ALMESE – Dopo il successo del primo incontro, sabato 7 marzo si terrà il secondo appuntamento “Alla scoperta delle Piante Ancestrali”. Questo è il titolo di una serie di incontri che si terranno al Vivaio Gulli di Almese. Il secondo appuntamento è sabato 7 marzo, dalle ore 10 alle 12, nella preziosa serra del Vivaio Gulli in Via Circonvallazione, 67 ad Almese. Sarà dedicato a “Frassino, Erbe rituali e il loro collegamento con il Cervo, animale della simbologia celtica.

A organizzare gli incontri sono i fratelli Andrea e Simona Gulli, relatrice Debora Carniato. Facilitatrice del benessere, quest’ultima si occupa di naturopatia per persone e animali, zooantropologia  e Boscoterapia. Sabato 7 febbraio si parlerà “del Frassino dal nobile portamento che accompagna il processo di trasformazione e purificazione. Del Cervo degno rappresentante della vita che ringiovanisce e del corso del tempo. Delle Erbe rituali che inebriavano con le loro essenze e scandivano le fasi di purificazione preparando alla rinascita. Un incontro per scoprire, insieme, il significato ancestrale più profondo“. L’evento è aperto a tutti! E’ gradita la prenotazione ai numeri  347 7191137 oppure 345 5751021. Evento a offerta libera.

LA BOSCOTERAPIA

La Boscoterapia è riconnettersi con la Natura seguendo il ritmo delle stagioni e le antiche arti per riconoscere l’energia arborea. Magari accompagnati da una facilitatrice del Benessere, come Debora Carniato, che da sempre vive il bosco come il suo ambiente naturale primario. Vivere giornate a tema, seguendo il ciclo naturale della natura, per rendere ogni immersione nel bosco un’esperienza unica. “Perdersi nei boschi, in qualsiasi momento, è un’esperienza sorprendente e memorabile, e insieme preziosa” (Henry David Thoreau).

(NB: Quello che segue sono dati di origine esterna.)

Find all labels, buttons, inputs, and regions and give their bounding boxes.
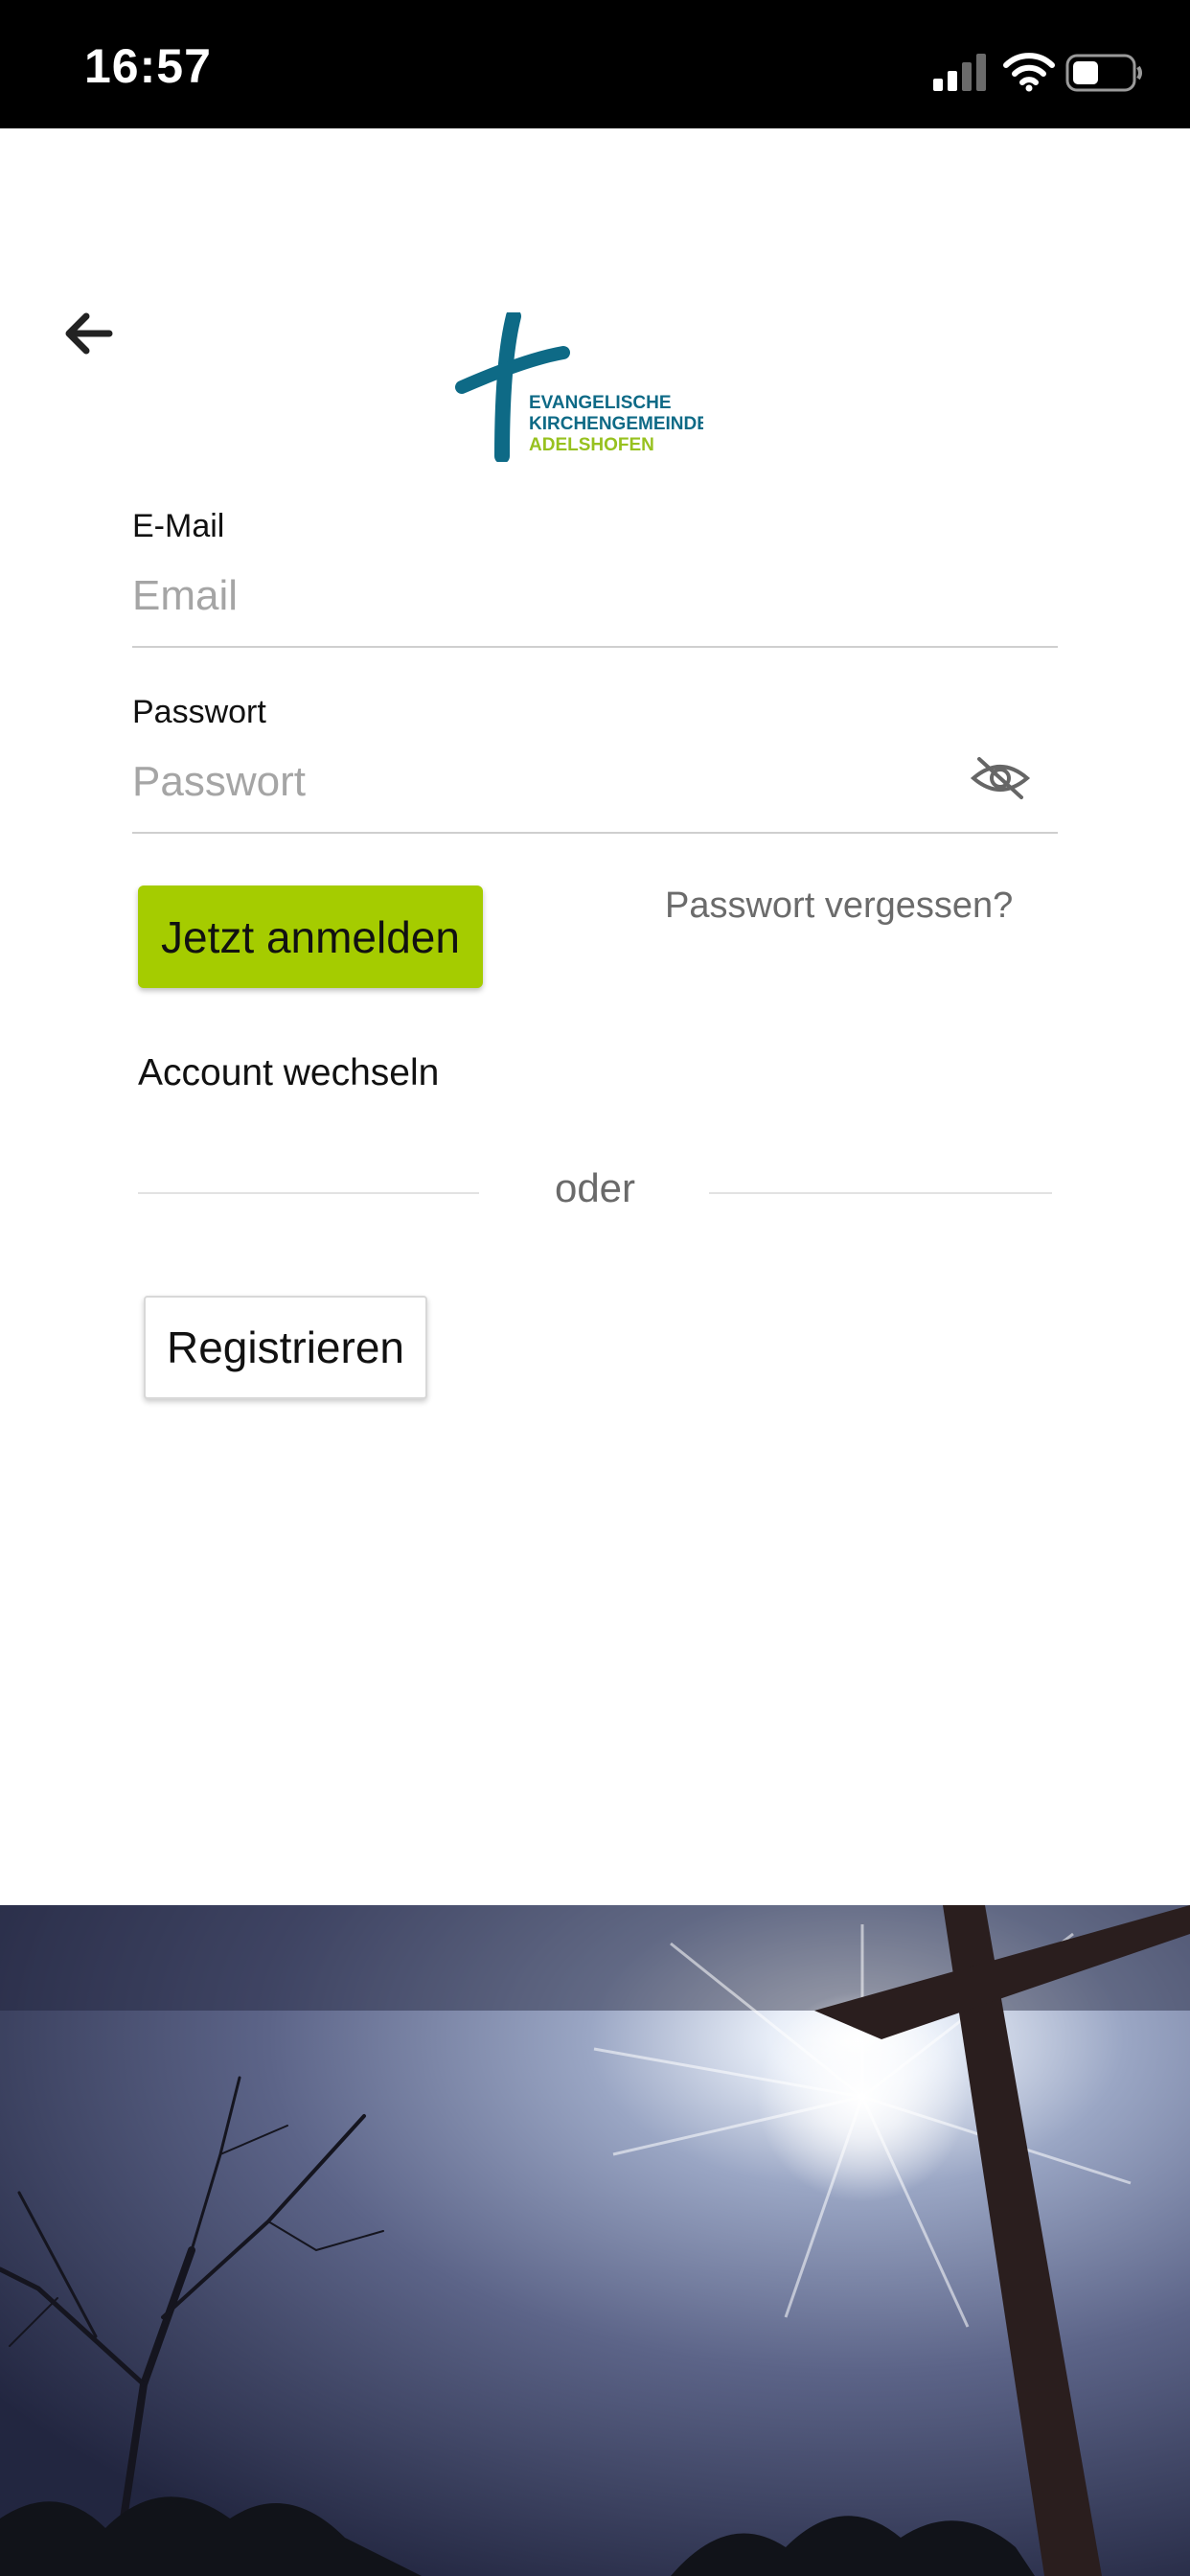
switch-account-link[interactable]: Account wechseln	[138, 1052, 439, 1094]
eye-off-icon[interactable]	[970, 753, 1031, 803]
divider-right	[709, 1192, 1052, 1194]
password-label: Passwort	[132, 694, 266, 730]
cross-sky-photo	[0, 1905, 1190, 2576]
login-button[interactable]: Jetzt anmelden	[138, 886, 483, 988]
forgot-password-link[interactable]: Passwort vergessen?	[665, 886, 1013, 927]
arrow-left-icon[interactable]	[59, 307, 115, 360]
svg-text:ADELSHOFEN: ADELSHOFEN	[529, 435, 654, 455]
logo-line-2: KIRCHENGEMEINDE	[529, 414, 703, 434]
divider-text: oder	[554, 1165, 636, 1210]
cross-logo-icon: EVANGELISCHE KIRCHENGEMEINDE ADELSHOFEN	[455, 312, 703, 462]
divider-left	[138, 1192, 479, 1194]
status-time: 16:57	[84, 39, 212, 93]
email-label: E-Mail	[132, 508, 225, 544]
svg-text:KIRCHENGEMEINDE: KIRCHENGEMEINDE	[529, 414, 703, 434]
password-field-wrap	[132, 736, 1058, 834]
photo-illustration	[0, 1905, 1190, 2576]
wifi-icon	[1003, 53, 1055, 92]
logo: EVANGELISCHE KIRCHENGEMEINDE ADELSHOFEN	[454, 312, 703, 462]
password-field[interactable]	[132, 736, 956, 828]
email-field[interactable]	[132, 550, 1058, 642]
email-field-wrap	[132, 550, 1058, 648]
logo-line-1: EVANGELISCHE	[529, 393, 672, 413]
battery-icon	[1065, 54, 1142, 92]
logo-line-3: ADELSHOFEN	[529, 435, 654, 455]
register-button[interactable]: Registrieren	[144, 1296, 427, 1399]
signal-icon	[933, 54, 986, 91]
svg-text:EVANGELISCHE: EVANGELISCHE	[529, 393, 672, 413]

Scrive Debora Carniato: “Fin da bambina fuggivo per nascondermi nel Bosco, comunicando in modo spontaneo con gli alberi, il ruscello e gli innumerevoli abitanti di questi luoghi fatati. Il bosco è la mia casa, la mia famiglia, il mio regno ma so che ne faccio parte come tutti gli esseri viventi che lo abitano. Il bosco necessita rispetto e dona energia, risposte e benessere. Lì ritrovo il mio Io più profondo, lì trovo le risposte alle mie domande più profonde, lì ritrovo sguardi sinceri, amicizie leali, amore incondizionato e tutto ciò che serve alla felicità. La parola “Boscoterapia” racchiude tutto ciò che la Natura è, dà e prende. Ringraziate sempre quando entrate nel Bosco e quando ne uscite. Piccoli gesti sinceri in cambio di un abbraccio eterno”.